Raja Basu Deb Sudhal Deb became a very influential and forward looking King who successfully transformed his ancient state into a modern developed Bamanda which was culturally, education wise and scientifically ahead of many Gadjat states across Central and Eastern India. His name and his actions also greatly influenced the formation of Odisha. Such a towering  figure amongst the kings of the Gadjat state could neither be dislodged nor ignored and finally the British awarded him with a knighthood he was given the title of Knight Commander of the Indian Empire (KCIE) on 6th March 1895, for his unrelenting support and services he provided to his people and also the British Empire in general. By maintaining peace and forging alliances with his neighbours he built the foundations upon the demand for a separate Odia state would gain fervour.

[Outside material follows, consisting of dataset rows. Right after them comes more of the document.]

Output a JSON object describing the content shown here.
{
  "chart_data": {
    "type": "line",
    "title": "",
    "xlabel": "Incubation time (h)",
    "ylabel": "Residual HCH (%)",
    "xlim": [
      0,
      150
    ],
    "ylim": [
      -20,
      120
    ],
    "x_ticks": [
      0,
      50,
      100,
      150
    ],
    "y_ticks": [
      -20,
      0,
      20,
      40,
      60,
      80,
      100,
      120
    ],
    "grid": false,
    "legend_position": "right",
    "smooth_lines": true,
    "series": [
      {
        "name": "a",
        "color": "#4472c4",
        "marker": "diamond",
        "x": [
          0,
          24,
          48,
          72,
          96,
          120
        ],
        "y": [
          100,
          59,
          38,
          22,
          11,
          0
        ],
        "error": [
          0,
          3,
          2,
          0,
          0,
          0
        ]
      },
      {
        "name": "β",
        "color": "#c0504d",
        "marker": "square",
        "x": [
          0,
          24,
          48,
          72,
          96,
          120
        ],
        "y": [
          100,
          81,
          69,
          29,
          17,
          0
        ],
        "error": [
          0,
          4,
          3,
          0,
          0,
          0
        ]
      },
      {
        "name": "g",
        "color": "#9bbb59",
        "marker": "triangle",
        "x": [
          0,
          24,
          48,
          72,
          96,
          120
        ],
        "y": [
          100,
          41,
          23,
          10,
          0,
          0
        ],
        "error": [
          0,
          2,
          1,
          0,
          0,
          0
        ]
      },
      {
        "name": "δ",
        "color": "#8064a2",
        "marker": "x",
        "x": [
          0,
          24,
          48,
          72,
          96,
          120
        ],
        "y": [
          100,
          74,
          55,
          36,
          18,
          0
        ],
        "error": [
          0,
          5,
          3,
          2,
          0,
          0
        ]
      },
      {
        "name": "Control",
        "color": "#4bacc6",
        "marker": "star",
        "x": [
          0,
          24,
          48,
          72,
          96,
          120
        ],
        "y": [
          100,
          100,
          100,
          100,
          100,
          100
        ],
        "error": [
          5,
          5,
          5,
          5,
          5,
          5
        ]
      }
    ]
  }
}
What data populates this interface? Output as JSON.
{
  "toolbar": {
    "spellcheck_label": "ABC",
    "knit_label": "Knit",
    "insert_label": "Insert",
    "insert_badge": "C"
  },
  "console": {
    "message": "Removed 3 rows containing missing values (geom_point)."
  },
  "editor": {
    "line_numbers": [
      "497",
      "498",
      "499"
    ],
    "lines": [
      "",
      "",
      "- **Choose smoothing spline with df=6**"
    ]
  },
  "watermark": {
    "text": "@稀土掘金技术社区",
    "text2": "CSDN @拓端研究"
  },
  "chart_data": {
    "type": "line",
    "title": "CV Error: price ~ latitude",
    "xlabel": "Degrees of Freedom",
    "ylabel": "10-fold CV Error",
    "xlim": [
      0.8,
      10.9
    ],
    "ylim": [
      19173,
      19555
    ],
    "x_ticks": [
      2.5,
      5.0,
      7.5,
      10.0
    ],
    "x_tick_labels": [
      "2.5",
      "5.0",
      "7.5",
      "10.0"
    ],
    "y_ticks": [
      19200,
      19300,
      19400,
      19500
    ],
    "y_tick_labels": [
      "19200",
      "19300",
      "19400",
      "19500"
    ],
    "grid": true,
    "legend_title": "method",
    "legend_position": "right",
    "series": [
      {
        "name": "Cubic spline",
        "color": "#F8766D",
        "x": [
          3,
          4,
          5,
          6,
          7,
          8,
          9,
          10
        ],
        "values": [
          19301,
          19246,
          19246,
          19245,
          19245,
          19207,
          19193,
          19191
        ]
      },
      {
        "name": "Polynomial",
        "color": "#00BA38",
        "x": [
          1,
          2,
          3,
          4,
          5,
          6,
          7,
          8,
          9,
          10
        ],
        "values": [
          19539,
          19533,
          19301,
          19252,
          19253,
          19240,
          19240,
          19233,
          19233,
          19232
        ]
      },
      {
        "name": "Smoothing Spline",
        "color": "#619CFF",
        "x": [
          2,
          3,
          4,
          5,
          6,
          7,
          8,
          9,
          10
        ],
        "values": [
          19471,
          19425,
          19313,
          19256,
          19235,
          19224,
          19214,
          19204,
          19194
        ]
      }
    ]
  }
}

Raja Basu Deb Sudhal Deb breath his last on a cold November day in 1903 in Calcutta just a month before the formation of the Utkal Sammillani at Cuttack, Idgah Padia. His contributions during the pre-independent period, would help  future leaders to build upon and create a greater platform for Odia identity and statehood. Odisha has always produced people of great repute and on this literacy day we at Team Coffee Bytes hope that our  glimpse into the past of Bamanda shows light for young minds to pursue literature and scientific temperament. We hope probably in the near future when a giga factory or a chip design lab is opened in Odisha. The present ruler Raja of Bamanda Shri Nitesh Ganga Deb ends it by saying,“Im sure Raja Sir Basu Deb Sudhal Deb will be smiling down upon us, Odias”.